Elsewhere in the Telegraph, Simon Hughes marks the report cards of the two captains, and gives Michael Vaughan the edge over Ricky Ponting. Making his summation before citing chapter and verse on Ponting's errors, Hughes says:
In motivational and tactical terms, Michael Vaughan is vastly superior to his opposite number, Ricky Ponting. Vaughan has a broader imagination and greater personnel skills, and he used both to decisive effect. The victory was engineered by him as much as by his bowlers. Ponting is not a bad captain, but he lacks an extra sense, an intuition, which is invaluable in a series of encounters that are bound to seesaw dramatically because of the intense competition between the sides.

The round up of columns by the players continues with a somewhat insipid effort by Mathew Hayden; Geoffrey Boycott in his post-match effort wonders why Freddy Flintoff didn't go round the wicket to Michael Kasprowicz, given the way the Aussie tailender was batting, and then he offers us this bit:
As for Lee, for a tailender that has to be one of the best innings I've ever seen. He was made to duck and weave, and took some blows on the hands and body. Which is as it should be: if you dish it out, you have to be able to take some in return.
I take my hat off to his character, courage and ability. He nearly won the match for Australia. And of all the wonderful things to come out of this match, the nicest was that as soon as had England had won, Flintoff went straight over to Lee to congratulate him on his efforts.
Flintoff had been trying to knock his head off all morning, remember. But before jumping up and down in euphoria, he made sure he saluted a brave opponent.
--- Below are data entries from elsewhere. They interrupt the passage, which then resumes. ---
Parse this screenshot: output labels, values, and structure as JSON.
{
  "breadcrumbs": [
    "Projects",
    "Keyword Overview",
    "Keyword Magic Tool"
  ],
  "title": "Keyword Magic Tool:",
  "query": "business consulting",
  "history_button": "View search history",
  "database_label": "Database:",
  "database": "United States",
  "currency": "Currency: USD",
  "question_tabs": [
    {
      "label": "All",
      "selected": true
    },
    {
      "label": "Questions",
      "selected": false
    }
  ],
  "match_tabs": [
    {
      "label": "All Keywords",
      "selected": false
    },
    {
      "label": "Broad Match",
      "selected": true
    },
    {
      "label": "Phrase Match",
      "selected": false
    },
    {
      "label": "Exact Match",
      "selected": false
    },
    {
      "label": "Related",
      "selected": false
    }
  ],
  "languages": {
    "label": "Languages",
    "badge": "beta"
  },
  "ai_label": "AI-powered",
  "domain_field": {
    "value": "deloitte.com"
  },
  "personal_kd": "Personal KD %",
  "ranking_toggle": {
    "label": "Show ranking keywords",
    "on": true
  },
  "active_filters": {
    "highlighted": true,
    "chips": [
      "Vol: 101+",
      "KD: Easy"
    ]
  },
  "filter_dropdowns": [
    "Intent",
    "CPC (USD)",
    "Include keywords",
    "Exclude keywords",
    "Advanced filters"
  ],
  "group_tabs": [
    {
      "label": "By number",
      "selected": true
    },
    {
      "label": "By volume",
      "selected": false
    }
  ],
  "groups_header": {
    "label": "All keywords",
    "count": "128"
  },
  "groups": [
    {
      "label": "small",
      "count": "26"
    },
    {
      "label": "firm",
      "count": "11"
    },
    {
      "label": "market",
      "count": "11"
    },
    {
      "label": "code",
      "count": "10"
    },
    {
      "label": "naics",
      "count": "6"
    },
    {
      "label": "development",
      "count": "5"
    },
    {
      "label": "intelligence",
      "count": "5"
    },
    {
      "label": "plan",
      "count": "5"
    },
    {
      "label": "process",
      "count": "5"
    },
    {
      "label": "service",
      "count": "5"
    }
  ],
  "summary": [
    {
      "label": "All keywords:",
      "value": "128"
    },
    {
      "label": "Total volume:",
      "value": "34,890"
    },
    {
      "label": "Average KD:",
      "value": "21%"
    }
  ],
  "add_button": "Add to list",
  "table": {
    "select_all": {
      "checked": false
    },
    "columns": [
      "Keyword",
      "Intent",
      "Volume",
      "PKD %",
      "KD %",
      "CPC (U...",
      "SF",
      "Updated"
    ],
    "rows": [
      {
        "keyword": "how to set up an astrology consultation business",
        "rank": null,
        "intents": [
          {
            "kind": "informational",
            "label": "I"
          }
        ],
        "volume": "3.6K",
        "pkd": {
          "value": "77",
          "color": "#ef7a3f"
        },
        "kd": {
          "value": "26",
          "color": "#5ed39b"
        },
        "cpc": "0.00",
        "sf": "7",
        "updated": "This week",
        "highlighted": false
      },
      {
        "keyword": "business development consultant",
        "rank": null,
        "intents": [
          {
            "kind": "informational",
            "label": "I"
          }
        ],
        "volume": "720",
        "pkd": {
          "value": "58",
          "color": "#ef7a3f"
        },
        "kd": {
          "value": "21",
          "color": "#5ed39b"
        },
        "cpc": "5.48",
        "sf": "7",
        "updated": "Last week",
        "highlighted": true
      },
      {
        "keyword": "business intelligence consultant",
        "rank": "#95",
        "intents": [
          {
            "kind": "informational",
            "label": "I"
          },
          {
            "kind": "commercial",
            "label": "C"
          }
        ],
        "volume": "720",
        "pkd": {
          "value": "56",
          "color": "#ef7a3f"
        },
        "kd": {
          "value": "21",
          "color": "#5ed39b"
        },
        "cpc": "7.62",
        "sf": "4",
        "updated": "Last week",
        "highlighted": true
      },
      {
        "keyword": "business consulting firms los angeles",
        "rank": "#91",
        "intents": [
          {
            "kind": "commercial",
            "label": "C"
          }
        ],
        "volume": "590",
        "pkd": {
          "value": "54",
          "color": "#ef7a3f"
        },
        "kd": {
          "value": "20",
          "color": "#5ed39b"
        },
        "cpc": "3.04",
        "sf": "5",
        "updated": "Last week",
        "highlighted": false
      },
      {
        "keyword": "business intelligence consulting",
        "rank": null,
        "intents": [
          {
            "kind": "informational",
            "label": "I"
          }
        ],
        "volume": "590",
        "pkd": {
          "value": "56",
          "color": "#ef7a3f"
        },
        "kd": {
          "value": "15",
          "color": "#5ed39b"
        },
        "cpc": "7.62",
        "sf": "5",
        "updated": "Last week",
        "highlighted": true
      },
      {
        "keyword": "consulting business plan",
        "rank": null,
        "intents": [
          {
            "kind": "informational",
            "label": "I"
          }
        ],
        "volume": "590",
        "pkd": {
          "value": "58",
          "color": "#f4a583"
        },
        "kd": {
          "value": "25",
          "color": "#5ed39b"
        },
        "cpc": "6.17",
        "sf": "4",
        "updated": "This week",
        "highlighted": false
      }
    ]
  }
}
Simon Briggs -- still with the Telegraph, here -- talks to Freddy Flintoff after the all-rounder's epic with bat and ball; that is a passage here someone should send Virender Sehwag, Saurav Ganguly and such:
When I came back I practised a lot and spoke to different people about how I was going to get back to playing cricket the way I can.
"I think a lot of it was mindset: I'm a positive cricketer, at times I'm not pretty or not technically perfect, but I've got a method which I've got to trust."

1 Comments:

  • Three cheers to you PP, for this meticulous culling of the day's papers. At risk of indulging in hyperbole, I must say this is a labour of love. Many thanks for the link to Martin Johnson's piece. I read it first thing this morning, and feel utterly contented, have an idiotic smile on my face and am all ready to take on the day. Wonder if you have access to the Brit tabloids yonder in Manhattan? Riotously punny at the best of times, they are are fast scaling newer heights over here. Hows this for a headline?

    WE ARE TWO GOOD FOR THE AUSSIES!

    Cheers mate, and more power to you!